Taggers mark their territory
Many street artists begin by tagging – scrawling their name or crew in a basic, unartful way. It’s what most of us think of as graffiti. Norwegian street artist Martin Watson makes art of this by creating a man spraying leaves onto a tree in the form of tags, with the tags in multiple shades of green. Perhaps it’s only expected that this whole work of art should be scrawled over by a tag. Ruined? It depends what you consider to be art. Personally it makes me smile and reminds me that street art is a complicated eco system.
Works of Manchester street art big and small
The huge work of art on Church Street was painted by a collective of four artists called Subism. It’s best seen from some distance; in fact it’s so massive you can’t unsee it. On the micro level there are small artistic touches everywhere, like the pretty tiled street signs by Majolica Works that are also useful or navigating round the quarter; blue tiles with white send you east to west, with white tiles with blue writing on streets linking north to south.

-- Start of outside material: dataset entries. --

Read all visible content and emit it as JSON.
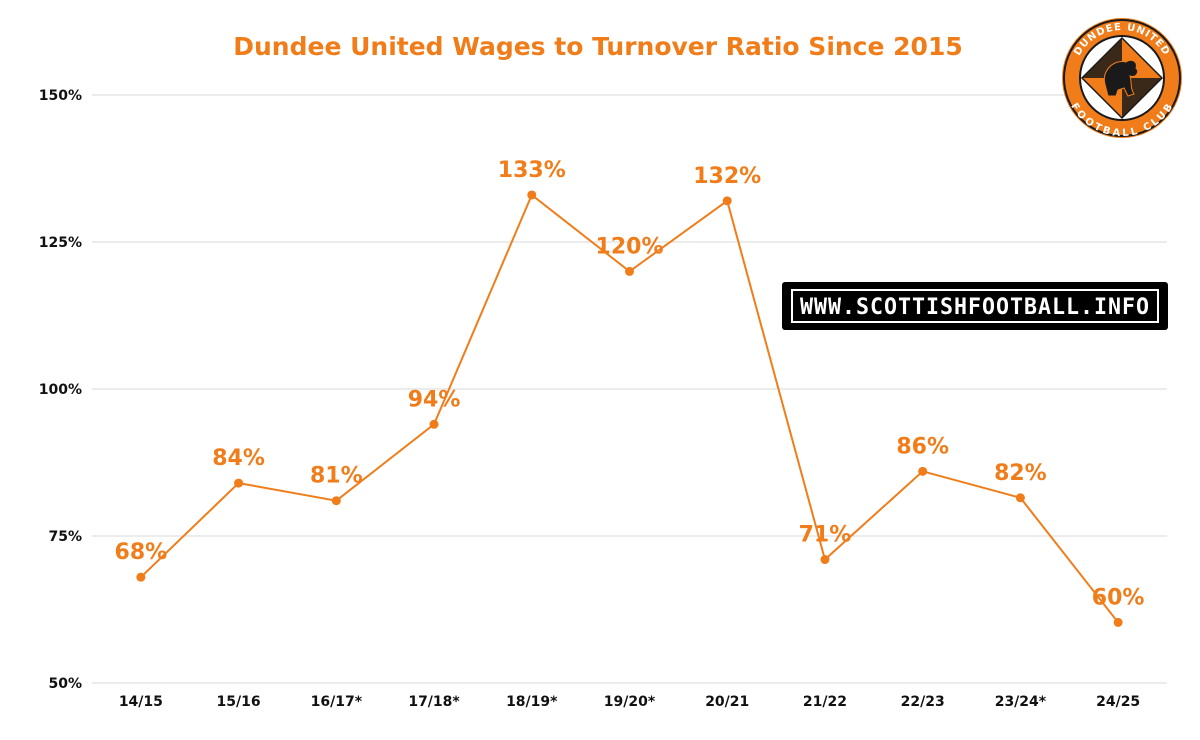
{
  "colors": {
    "accent": "#f07d1a",
    "grid": "#d9d9d9",
    "text": "#111111",
    "watermark_bg": "#000000",
    "badge_orange": "#f07d1a",
    "badge_dark": "#1a1a1a"
  },
  "watermark": {
    "text": "WWW.SCOTTISHFOOTBALL.INFO"
  },
  "badge": {
    "top_text": "DUNDEE UNITED",
    "bottom_text": "FOOTBALL CLUB",
    "icon": "lion-crest-icon"
  },
  "chart_data": {
    "type": "line",
    "title": "Dundee United Wages to Turnover Ratio Since 2015",
    "xlabel": "",
    "ylabel": "",
    "categories": [
      "14/15",
      "15/16",
      "16/17*",
      "17/18*",
      "18/19*",
      "19/20*",
      "20/21",
      "21/22",
      "22/23",
      "23/24*",
      "24/25"
    ],
    "series": [
      {
        "name": "Wages to Turnover Ratio",
        "values": [
          68,
          84,
          81,
          94,
          133,
          120,
          132,
          71,
          86,
          81.5,
          60.3
        ],
        "labels": [
          "68%",
          "84%",
          "81%",
          "94%",
          "133%",
          "120%",
          "132%",
          "71%",
          "86%",
          "82%",
          "60%"
        ]
      }
    ],
    "ylim": [
      50,
      150
    ],
    "yticks": [
      50,
      75,
      100,
      125,
      150
    ],
    "ytick_labels": [
      "50%",
      "75%",
      "100%",
      "125%",
      "150%"
    ],
    "grid": true,
    "legend": "none"
  }
}
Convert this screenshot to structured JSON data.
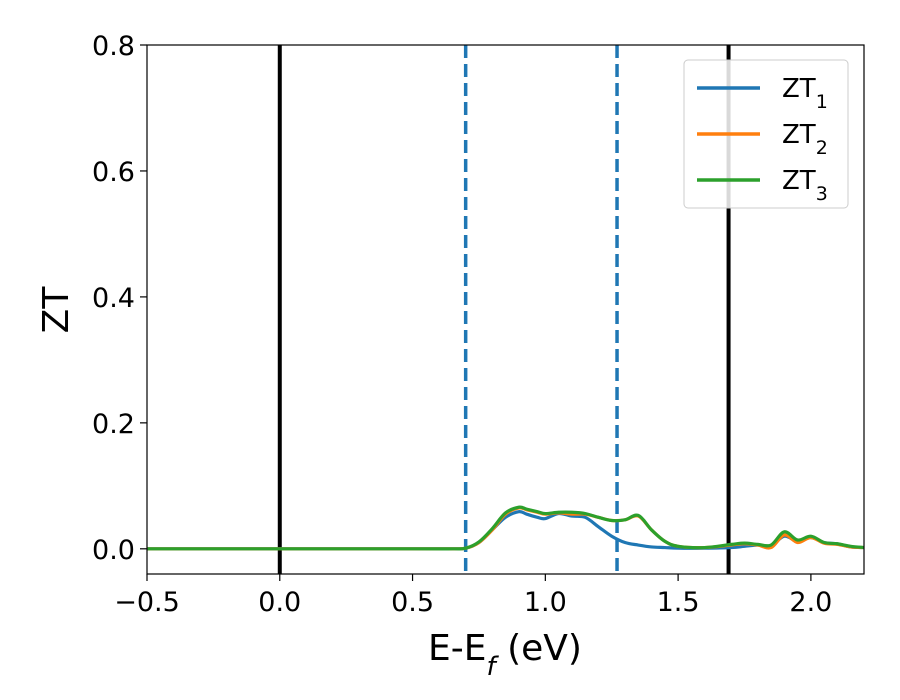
{
  "chart_data": {
    "type": "line",
    "title": "",
    "xlabel": "E-E",
    "xlabel_sub": "f",
    "xlabel_unit": " (eV)",
    "ylabel": "ZT",
    "xlim": [
      -0.5,
      2.2
    ],
    "ylim": [
      -0.04,
      0.8
    ],
    "x_ticks": [
      -0.5,
      0.0,
      0.5,
      1.0,
      1.5,
      2.0
    ],
    "x_tick_labels": [
      "−0.5",
      "0.0",
      "0.5",
      "1.0",
      "1.5",
      "2.0"
    ],
    "y_ticks": [
      0.0,
      0.2,
      0.4,
      0.6,
      0.8
    ],
    "y_tick_labels": [
      "0.0",
      "0.2",
      "0.4",
      "0.6",
      "0.8"
    ],
    "grid": false,
    "legend_position": "top-right",
    "vertical_lines": [
      {
        "x": 0.0,
        "style": "solid",
        "color": "#000000"
      },
      {
        "x": 1.69,
        "style": "solid",
        "color": "#000000"
      },
      {
        "x": 0.7,
        "style": "dashed",
        "color": "#1f77b4"
      },
      {
        "x": 1.27,
        "style": "dashed",
        "color": "#1f77b4"
      }
    ],
    "series": [
      {
        "name": "ZT",
        "name_sub": "1",
        "color": "#1f77b4",
        "x": [
          -0.5,
          0.0,
          0.5,
          0.65,
          0.7,
          0.75,
          0.8,
          0.85,
          0.9,
          0.93,
          0.97,
          1.0,
          1.05,
          1.1,
          1.15,
          1.2,
          1.25,
          1.3,
          1.35,
          1.4,
          1.45,
          1.5,
          1.6,
          1.7,
          1.75,
          1.8,
          1.85,
          1.9,
          1.95,
          2.0,
          2.05,
          2.1,
          2.15,
          2.2
        ],
        "y": [
          0.0,
          0.0,
          0.0,
          0.0,
          0.001,
          0.01,
          0.03,
          0.05,
          0.059,
          0.055,
          0.05,
          0.048,
          0.056,
          0.052,
          0.05,
          0.035,
          0.02,
          0.01,
          0.006,
          0.003,
          0.002,
          0.001,
          0.001,
          0.002,
          0.004,
          0.006,
          0.005,
          0.02,
          0.012,
          0.018,
          0.01,
          0.008,
          0.003,
          0.002
        ]
      },
      {
        "name": "ZT",
        "name_sub": "2",
        "color": "#ff7f0e",
        "x": [
          -0.5,
          0.0,
          0.5,
          0.65,
          0.7,
          0.75,
          0.8,
          0.85,
          0.9,
          0.93,
          0.97,
          1.0,
          1.05,
          1.1,
          1.15,
          1.2,
          1.25,
          1.3,
          1.35,
          1.4,
          1.45,
          1.5,
          1.6,
          1.7,
          1.75,
          1.8,
          1.85,
          1.9,
          1.95,
          2.0,
          2.05,
          2.1,
          2.15,
          2.2
        ],
        "y": [
          0.0,
          0.0,
          0.0,
          0.0,
          0.001,
          0.01,
          0.03,
          0.055,
          0.065,
          0.062,
          0.058,
          0.055,
          0.057,
          0.055,
          0.055,
          0.05,
          0.045,
          0.046,
          0.052,
          0.03,
          0.012,
          0.004,
          0.002,
          0.006,
          0.008,
          0.006,
          0.002,
          0.022,
          0.01,
          0.018,
          0.009,
          0.007,
          0.003,
          0.002
        ]
      },
      {
        "name": "ZT",
        "name_sub": "3",
        "color": "#2ca02c",
        "x": [
          -0.5,
          0.0,
          0.5,
          0.65,
          0.7,
          0.75,
          0.8,
          0.85,
          0.9,
          0.93,
          0.97,
          1.0,
          1.05,
          1.1,
          1.15,
          1.2,
          1.25,
          1.3,
          1.35,
          1.4,
          1.45,
          1.5,
          1.6,
          1.7,
          1.75,
          1.8,
          1.85,
          1.9,
          1.95,
          2.0,
          2.05,
          2.1,
          2.15,
          2.2
        ],
        "y": [
          0.0,
          0.0,
          0.0,
          0.0,
          0.001,
          0.011,
          0.032,
          0.057,
          0.066,
          0.063,
          0.059,
          0.056,
          0.058,
          0.058,
          0.056,
          0.05,
          0.045,
          0.046,
          0.053,
          0.03,
          0.012,
          0.004,
          0.002,
          0.007,
          0.009,
          0.007,
          0.006,
          0.027,
          0.014,
          0.02,
          0.01,
          0.008,
          0.004,
          0.002
        ]
      }
    ]
  }
}
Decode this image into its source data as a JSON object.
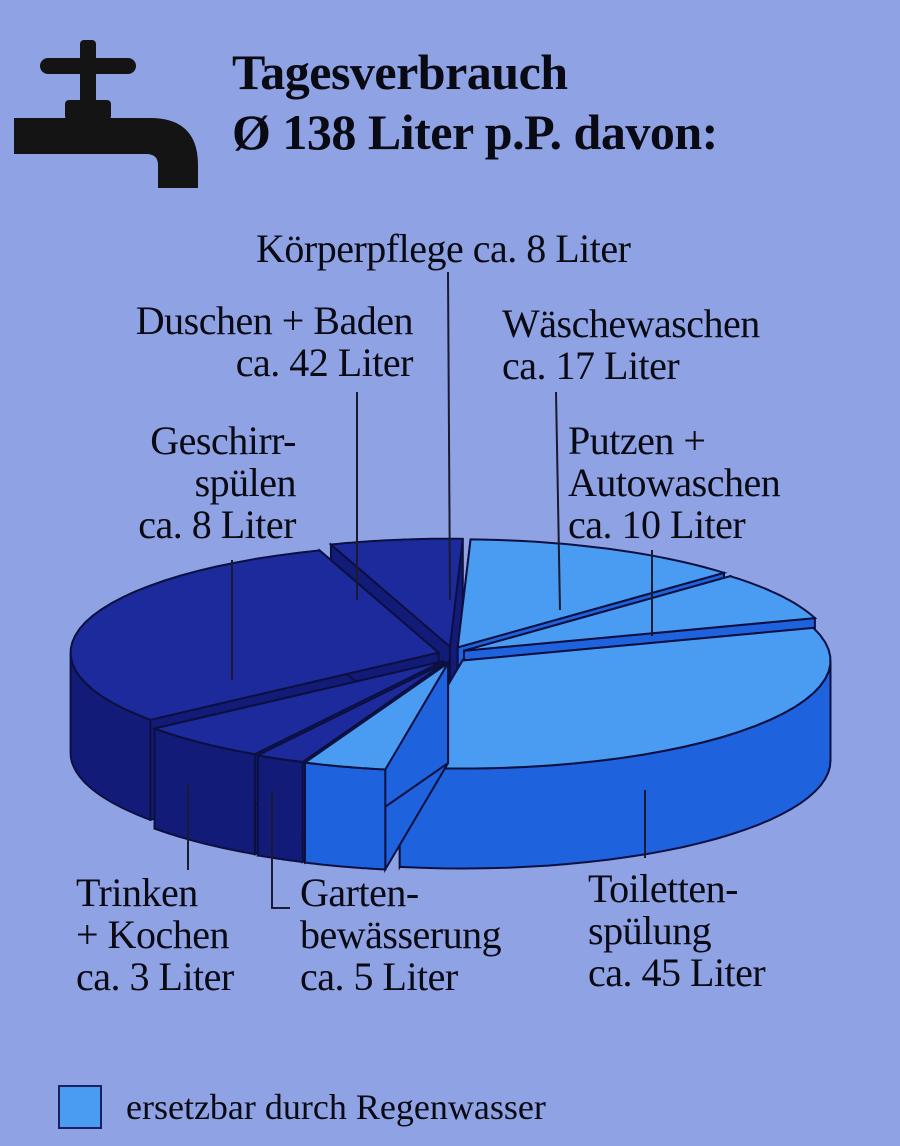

We finish our walking tour at Manchester Craft and Design Centre which used to be the Smithfield market. There’s a little exhibition space and lots of art works to buy but it can’t match up to the prosaic works of art and their juxtaposition with real life out on the streets. Like the mural of a bus next to a bus stop with a real bus going nowhere. The giant dustpan and brush sculpture New Broom by George Wylie is made real by the bags of rubbish waiting to be collected as a road sweeper trundles past. That may not be everyone’s idea of art but it is Manchester’s Northern Quarter. Cultural but unpretentious. Raw but real.
More attractions for families
Looking for more places to go in Manchester? Take the kids to sports mecca – the National Football Museum. Or organise your own Manchester sporting weekend.
Or if you want a further fix of art try out this virtual tour of London galleries.
I love the way this bring together so many elements of Manchester – its industrial heritage, its creative present, its music, poetry, politics, and the bees (I’ve been spotting photos of some of the new sculptures from friends who live here). And sounds like so much to see in a relatively compact area too, or as you wander from a to b. A city I really need to get back to before long. #citytripping
This is great! I am sure you had a fun time checking these out. I have done a graffiti tour of Tel Aviv and thoroughly enjoyed it. The guide really helped to explain the meaning behind some of the pieces.
#citytripping
Mr Havekids and I only recently visited Manchester, we loved it, its a light and airy city and so easy to get round with the trams. Must admit though we didn’t see any of this fab wall art as we had a tight agenda, definately a reason to go back soon methinks!
Wow! Thanks for posting this – beautiful pics of inspired art. I loved the variety of subjects and styles. Our family travels are currently taking us away from the UK, but if we have an opportunity to do a similar tour in another city, I think we will take it!